Photo/Berett Wilber
The harvest allocation for king salmon in Southeast Alaska is lower than the region’s commercial trollers expected.
The Alaska Department of Fish and Game announced Tuesday (4-1-25) that 130,800 treaty Chinook salmon will be available this year for all Southeast fisheries, down almost 40% from last year’s allocation. From that total, trollers are allowed to catch 92,700 king salmon. The balance of treaty salmon goes primarily to sport anglers.
Sitkan Matt Donohoe is the vice chair of the Alaska Trollers Association.
“We heard that it’s going to be lower than last year and but we didn’t know how much,” says Sitkan Matt Donohoe, the vice chair of the Alaska Trollers Association.
“It’s a devastating number. It’s the worst ever. I mean, what industry can afford a 40% reduction?”
He says it’s the lowest number in the history of the Pacific Salmon Treaty.

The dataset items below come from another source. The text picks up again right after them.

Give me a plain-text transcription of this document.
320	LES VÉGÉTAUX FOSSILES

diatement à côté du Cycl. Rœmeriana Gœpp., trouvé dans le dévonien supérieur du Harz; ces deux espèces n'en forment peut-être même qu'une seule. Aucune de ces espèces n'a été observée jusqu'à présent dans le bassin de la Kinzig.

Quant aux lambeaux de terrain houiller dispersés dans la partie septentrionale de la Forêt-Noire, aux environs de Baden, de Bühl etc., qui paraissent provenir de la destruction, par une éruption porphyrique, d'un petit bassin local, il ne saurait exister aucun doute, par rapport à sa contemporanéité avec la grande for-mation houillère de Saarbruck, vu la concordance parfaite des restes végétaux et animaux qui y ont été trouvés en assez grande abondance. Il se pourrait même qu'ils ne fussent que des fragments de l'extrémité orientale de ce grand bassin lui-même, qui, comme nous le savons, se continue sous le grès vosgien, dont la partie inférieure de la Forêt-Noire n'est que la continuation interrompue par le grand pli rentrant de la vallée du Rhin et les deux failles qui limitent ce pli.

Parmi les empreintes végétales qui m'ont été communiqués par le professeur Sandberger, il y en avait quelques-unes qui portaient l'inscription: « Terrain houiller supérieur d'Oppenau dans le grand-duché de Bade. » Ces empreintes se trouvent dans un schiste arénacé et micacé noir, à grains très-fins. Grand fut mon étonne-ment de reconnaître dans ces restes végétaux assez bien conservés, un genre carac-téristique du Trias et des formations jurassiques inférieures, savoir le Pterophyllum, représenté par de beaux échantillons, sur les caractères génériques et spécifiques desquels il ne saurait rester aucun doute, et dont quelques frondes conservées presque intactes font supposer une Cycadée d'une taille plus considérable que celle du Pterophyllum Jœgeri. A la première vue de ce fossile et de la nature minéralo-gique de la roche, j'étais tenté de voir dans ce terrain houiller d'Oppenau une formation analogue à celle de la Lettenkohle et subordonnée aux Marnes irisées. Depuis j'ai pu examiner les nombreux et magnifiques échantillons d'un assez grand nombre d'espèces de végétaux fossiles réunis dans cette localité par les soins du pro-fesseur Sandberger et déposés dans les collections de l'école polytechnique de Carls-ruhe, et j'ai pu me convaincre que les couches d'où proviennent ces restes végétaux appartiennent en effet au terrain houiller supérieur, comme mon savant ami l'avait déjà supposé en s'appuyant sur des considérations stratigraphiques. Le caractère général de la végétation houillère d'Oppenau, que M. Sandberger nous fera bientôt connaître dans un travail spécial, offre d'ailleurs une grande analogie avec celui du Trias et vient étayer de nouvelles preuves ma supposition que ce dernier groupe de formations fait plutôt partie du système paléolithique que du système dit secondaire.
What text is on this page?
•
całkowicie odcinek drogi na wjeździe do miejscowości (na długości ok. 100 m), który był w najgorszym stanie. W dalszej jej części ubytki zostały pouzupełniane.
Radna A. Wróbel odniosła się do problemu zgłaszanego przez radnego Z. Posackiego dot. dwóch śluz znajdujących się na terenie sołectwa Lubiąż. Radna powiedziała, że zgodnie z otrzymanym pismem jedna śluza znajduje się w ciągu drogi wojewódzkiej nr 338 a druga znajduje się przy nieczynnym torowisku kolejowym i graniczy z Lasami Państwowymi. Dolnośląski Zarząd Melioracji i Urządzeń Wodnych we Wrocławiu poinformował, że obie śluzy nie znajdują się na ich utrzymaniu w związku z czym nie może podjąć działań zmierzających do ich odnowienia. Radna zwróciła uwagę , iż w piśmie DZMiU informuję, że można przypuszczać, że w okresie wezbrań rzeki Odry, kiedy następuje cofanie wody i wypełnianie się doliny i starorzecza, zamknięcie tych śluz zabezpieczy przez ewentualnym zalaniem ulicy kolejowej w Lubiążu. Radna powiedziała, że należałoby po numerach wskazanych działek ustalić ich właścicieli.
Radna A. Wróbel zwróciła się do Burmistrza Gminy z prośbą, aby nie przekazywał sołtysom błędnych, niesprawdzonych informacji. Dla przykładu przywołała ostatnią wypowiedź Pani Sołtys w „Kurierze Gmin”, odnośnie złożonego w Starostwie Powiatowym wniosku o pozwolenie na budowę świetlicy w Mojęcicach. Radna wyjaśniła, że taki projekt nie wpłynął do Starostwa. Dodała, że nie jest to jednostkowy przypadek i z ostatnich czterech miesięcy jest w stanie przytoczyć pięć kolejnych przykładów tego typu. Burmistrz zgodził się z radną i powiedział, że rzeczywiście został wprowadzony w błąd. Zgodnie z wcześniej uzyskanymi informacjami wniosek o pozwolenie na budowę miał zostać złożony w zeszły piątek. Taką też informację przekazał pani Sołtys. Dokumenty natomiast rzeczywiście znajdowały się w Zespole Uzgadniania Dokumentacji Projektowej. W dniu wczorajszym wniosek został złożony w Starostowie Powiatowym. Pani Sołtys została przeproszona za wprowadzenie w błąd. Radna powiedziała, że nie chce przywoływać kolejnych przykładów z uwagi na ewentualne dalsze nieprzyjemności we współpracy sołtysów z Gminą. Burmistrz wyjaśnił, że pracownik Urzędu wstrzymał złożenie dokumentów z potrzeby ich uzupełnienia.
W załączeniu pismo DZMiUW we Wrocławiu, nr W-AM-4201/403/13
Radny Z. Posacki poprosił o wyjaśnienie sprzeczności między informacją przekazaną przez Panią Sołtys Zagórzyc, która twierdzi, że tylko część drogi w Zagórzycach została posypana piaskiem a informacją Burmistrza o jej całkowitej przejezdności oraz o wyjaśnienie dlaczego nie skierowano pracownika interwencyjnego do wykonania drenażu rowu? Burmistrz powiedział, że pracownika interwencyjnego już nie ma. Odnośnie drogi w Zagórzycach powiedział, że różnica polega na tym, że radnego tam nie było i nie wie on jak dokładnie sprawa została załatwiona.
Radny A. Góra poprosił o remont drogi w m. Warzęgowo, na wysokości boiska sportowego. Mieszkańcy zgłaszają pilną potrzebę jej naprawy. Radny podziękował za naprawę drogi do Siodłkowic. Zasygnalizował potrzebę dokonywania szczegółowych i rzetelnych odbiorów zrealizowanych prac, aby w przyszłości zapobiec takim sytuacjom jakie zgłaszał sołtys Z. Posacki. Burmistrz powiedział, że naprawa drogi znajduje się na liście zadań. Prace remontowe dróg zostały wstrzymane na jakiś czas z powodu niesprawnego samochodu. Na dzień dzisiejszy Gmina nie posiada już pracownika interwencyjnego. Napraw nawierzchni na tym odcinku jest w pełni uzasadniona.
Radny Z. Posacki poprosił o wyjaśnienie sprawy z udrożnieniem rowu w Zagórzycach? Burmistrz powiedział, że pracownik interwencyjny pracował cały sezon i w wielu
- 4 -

“I hope the treaty folks are mistaken, because it’d be even worse if they’re not mistaken, if the fish are in that kind of trouble,” Donohoe says. “But I think the process is flawed.”
The US and Canada established the Pacific Salmon Treaty in 1985 to regulate the commercial and recreational harvest of king salmon in coastal waters from Alaska to Oregon. The process for determining harvest numbers has evolved over the years, and recently has used catch rates from winter king fishing to establish the numbers for the summer season. Regardless of the method, however, the result has been a downward trend in commercial harvest rates over most of the last four decades.
Recently chum salmon have equaled or bettered kings as a money maker for Southeast trollers. But Donohoe says chum and coho can’t be relied on to save small boat fishermen.
“The price of coho was so bad last year that a lot of guys didn’t go fishing, and it was just cheap to go chum fishing,” Donohoe says. “They had pretty good chum fishing here in Sitka Sound, but you can’t count on that.”
The impact of the lower-than-expected harvest allocation on trollers is further compounded by a new distribution of Alaska’s treaty kings. Trollers’ share of salmon was reduced by the Alaska Board of Fisheries at its February meeting this year from 80 to 77-percent, with the three percent difference going to sport fishermen. But the allocation news means sport fishermen will be hit too. “They’re going to have a lower bag limit,” Donohoe says. “Everybody’s in this boat.”
The summer season for commercial trolling opens on July 1. Many trollers take to water much earlier, however, in the spring troll fisheries, which target salmon produced exclusively in Alaska’s rivers and hatchery programs, and are not covered under the Pacific Salmon Treaty.